The last time I ran in a race was at my school’s sport day. I came stone last. In fact, while completing the 1200m the umpire started the next scheduled race while I ran past the 800m point because I was taking too long. Embarrassed but stubborn, I finished that 1200m; later salvaging my pride with a familiar cliché: “it’s not about wining; it’s about participating” – a handy outlook developed from always being picked last for the volleyball team. Fast forward a decade later, I still showed little athletic promise but, spurred on by New Year’s Eve merlot, I publicly declared my 2014 resolution to run a 10K in aid of the MND Association. So… publicly, there was no way out of the intense training schedule…
I won’t lie, committing to the training (unless you want to wing it on the day) is tough. But there is a sense of triumph with each session that spurs you on. When inspiration did wear thin, I carried a mental catalogue of all the people with MND whom I was fortunate enough to meet while conducting research into the disease. The resilience shown by these individuals and their families will stay with me forever and this was my way of thanking them for their generosity towards my study. The MND Association contributed towards some of my study’s expenses so I also saw fundraising as a way to “top-up” the funds from which future researchers could benefit.
Before I knew it I was in Paula Radcliffe shape.
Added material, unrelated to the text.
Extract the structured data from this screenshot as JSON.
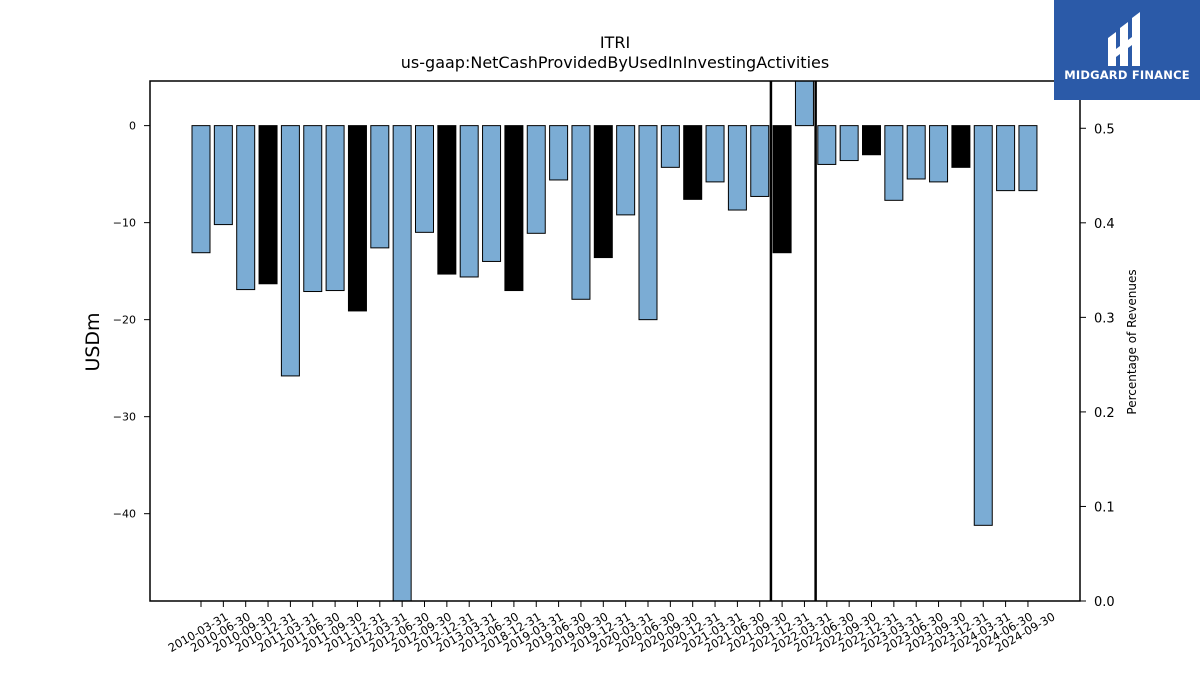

Well, not exactly, but I could run without passing out for 45 mins. On race day, the atmosphere was electric with novice and elite runners alike dressed in their chosen charity attire. I didn’t quite make it in ‘elite time’ but I completed the 10K in just over an hour. The pride you feel with just crossing that finish line borders on narcissism. Even better is the knowledge that you had friends and family behind you supporting a cause close to your heart. It makes you want to do it all over again!
Fundraising for the MND Association could not be simpler or more straightforward. Once you notify them of your intention, you are assigned a personal events co-ordinator who supplies you with the all the needed paraphernalia (MND Association logos, t-shirts, etc) to get your fundraising noticed. I also signed up to an online fundraising website (e.g. Virgin Money Giving: https://uk.virginmoneygiving.com/) so that I could email (spam) friends and family with donation requests. And you don’t have to run a marathon or swim an ocean. The adventurous could choose sky-diving, while the creative might organise a cake-baking master class. Anything goes. All you have to do, it turns out, is participate.